New Orleans Studies of the largest 100 school districts in the United States indicate that there is such extensive re-segregation that schools are more segregated now than they were almost 50 years ago. Research on communities indicates that racial segregation in housing is part of the vicious cycle driving continued segregation in city after city. Sadly, the contemporary realities make fights like the campaign against racial blockbusting waged in Little Rock’s Oak Forest neighborhood 45 years ago by ACORN and its leaders like Walter Nunn, who I interviewed on Wade’s World, still very relevant.
Walter told the story of ACORN organizer, and now prominent Little Rock labor lawyer, Melva Harmon, contacting him at his home after hearing from other neighbors around the Oak Forest community that they were being solicited by unscrupulous real estate agents to quickly sell their houses because “blacks were buying into the neighborhood.” The strategy behind such panic-pedaling was to convince owners to sell cheap so that they could then flip the house at a higher price by marketing to black families hoping to buy homes in a stable, quiet neighborhood of single-family residences. In the case of Oak Forest the neighborhood was the last stable residential area abutting the University of Arkansas at Little Rock and University Avenue. The whites in flight would go farther west to the sprawling suburbs that other powerful real estate interests at the time were developing into suburban subdivisions farther and farther from the core of the city.

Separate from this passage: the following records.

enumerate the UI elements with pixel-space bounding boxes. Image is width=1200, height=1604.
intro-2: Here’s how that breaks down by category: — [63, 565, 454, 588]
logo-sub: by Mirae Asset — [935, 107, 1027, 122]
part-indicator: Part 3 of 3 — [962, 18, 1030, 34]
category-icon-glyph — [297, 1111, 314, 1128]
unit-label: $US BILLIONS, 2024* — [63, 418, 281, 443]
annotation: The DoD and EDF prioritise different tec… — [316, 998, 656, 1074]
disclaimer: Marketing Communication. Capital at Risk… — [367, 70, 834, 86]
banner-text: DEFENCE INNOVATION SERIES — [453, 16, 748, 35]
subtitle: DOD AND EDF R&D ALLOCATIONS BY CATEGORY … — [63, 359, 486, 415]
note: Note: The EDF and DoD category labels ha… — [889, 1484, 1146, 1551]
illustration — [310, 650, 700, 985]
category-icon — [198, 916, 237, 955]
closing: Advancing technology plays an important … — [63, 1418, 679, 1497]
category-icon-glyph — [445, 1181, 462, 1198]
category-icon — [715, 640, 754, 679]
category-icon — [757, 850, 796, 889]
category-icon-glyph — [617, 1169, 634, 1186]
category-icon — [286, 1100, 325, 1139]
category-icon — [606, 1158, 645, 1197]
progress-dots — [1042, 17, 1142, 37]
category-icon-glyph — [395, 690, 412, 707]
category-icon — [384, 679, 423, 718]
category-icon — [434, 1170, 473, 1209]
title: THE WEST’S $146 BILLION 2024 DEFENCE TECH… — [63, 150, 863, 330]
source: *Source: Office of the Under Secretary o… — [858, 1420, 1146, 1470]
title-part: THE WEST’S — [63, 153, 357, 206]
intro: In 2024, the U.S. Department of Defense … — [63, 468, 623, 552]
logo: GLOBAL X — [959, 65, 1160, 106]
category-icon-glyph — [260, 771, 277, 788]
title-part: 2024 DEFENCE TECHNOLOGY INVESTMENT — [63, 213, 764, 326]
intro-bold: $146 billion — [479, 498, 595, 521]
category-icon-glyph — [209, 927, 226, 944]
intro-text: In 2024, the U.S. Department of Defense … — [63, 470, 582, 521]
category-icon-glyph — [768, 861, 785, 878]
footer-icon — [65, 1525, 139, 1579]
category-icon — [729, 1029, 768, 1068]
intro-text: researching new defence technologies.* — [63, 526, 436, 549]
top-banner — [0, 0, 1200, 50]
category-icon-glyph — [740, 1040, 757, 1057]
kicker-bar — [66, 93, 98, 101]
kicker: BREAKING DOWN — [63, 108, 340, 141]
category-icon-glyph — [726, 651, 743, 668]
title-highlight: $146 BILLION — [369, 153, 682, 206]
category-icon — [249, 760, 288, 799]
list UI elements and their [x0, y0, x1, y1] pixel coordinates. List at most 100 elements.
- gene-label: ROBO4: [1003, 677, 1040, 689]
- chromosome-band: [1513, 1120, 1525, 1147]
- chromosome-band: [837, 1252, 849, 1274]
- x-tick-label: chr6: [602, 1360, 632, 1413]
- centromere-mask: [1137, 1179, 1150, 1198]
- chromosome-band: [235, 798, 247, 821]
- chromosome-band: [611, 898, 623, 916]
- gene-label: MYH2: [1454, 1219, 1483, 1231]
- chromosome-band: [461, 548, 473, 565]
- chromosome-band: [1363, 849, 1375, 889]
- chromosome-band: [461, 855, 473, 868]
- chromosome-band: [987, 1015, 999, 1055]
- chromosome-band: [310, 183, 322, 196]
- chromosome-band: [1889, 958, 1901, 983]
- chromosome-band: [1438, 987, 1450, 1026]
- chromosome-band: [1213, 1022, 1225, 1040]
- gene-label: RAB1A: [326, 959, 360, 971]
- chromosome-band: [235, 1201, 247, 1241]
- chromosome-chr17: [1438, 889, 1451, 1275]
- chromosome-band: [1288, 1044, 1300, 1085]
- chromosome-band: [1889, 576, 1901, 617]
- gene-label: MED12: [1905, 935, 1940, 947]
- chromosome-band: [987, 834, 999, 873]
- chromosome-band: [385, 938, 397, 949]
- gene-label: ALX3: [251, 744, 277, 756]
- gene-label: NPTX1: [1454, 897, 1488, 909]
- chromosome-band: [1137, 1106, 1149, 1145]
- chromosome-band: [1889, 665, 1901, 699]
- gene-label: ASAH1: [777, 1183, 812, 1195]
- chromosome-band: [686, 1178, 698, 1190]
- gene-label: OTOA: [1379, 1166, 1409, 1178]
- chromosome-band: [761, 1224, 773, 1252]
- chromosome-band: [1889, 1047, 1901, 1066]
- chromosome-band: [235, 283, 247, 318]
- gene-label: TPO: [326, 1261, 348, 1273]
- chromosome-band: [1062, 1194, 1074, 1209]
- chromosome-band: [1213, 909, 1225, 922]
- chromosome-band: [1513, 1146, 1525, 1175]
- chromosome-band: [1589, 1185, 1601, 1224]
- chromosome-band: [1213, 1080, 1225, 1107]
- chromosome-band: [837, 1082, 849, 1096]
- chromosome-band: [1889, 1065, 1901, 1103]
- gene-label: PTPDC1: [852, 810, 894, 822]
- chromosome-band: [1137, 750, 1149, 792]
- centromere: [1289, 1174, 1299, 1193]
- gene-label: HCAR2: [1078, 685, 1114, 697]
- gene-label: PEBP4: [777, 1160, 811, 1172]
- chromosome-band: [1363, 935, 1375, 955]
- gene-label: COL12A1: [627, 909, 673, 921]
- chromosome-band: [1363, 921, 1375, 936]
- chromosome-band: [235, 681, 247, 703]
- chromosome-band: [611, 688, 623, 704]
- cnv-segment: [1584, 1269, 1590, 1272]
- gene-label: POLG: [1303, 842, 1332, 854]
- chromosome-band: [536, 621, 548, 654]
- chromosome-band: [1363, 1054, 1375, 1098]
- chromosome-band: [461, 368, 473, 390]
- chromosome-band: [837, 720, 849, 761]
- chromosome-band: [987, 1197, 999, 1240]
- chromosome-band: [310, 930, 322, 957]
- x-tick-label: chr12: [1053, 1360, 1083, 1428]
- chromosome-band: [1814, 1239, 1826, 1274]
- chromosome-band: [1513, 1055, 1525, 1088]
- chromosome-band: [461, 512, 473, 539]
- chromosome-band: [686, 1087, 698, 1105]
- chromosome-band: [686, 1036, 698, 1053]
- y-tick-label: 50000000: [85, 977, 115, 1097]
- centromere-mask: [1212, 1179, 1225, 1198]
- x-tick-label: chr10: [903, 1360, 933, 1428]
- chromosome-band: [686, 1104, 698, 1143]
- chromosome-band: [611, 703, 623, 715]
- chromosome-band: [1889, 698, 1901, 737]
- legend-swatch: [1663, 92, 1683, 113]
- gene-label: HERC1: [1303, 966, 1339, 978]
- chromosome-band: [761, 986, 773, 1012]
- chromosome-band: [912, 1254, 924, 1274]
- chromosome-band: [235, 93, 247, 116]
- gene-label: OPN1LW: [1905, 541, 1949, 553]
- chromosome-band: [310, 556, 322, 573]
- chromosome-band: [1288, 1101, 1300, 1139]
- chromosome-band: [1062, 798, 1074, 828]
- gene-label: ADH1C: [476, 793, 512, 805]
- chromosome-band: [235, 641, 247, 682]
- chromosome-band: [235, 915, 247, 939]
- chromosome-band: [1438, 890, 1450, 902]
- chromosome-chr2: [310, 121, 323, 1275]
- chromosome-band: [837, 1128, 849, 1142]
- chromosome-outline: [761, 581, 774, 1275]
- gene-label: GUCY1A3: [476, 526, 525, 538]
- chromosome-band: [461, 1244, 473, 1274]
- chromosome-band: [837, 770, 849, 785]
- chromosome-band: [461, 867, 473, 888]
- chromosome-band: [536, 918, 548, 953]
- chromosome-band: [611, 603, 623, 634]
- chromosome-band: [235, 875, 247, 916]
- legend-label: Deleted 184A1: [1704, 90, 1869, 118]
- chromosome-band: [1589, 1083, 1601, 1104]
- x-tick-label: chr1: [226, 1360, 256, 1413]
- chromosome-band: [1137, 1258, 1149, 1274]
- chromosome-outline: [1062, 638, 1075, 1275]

Walter Nunn and his neighbors organized the Oak Forest Property Owners Association with ACORN and with an extensive doorknocking program to families throughout the neighborhood essentially said, “hell no, we won’t go!” Signs went up everything, house to house, that said in big letters: THIS HOUSE IS NOT FOR SALE, ACORN. It was amazing to drive through the neighborhood and see the signs everywhere. It was impossible for the press to ignore. A group in Los Angeles arranged for some public service advertisements for us to run on the radio stations in Little Rock that were also big news. Carroll O’Connell, then in his Archie Bunker heyday was one of the voices on the spot. Jack Nicholson famous from Easy Rider, Five Easy Pieces, The Shining, and now an arm’s length of films was another distinctive voice warning people against blockbusters, saying it was illegal, and asking people to call ACORN, as was Ryan O’Neal.
The group proposed an ordinance to the Little Rock City Council to toughen the rules against blockbusters. Walter remembered only Jack Young and Les Hollingsworth on the City Board of Directors, both endorsed by ACORN, had supported them. Nonetheless, his highlight memory was getting up to speak and then dramatically brandishing the dozen or so business cards from real estate agents they had collected from neighbors who had personally heard the racist pitch to sell, move, and run.
Where the balance shifts to tipping points in neighborhood after neighborhood, it can seem impossible to restore healthy diverse communities. I asked Walter if he had been back to Oak Forest in recent years, and we were both proud to hear his report that Oak Forest still would qualify on such a list.
These were great fights. Maybe we need to reverse the field and have more of them that are about diversity, rather than gentrification.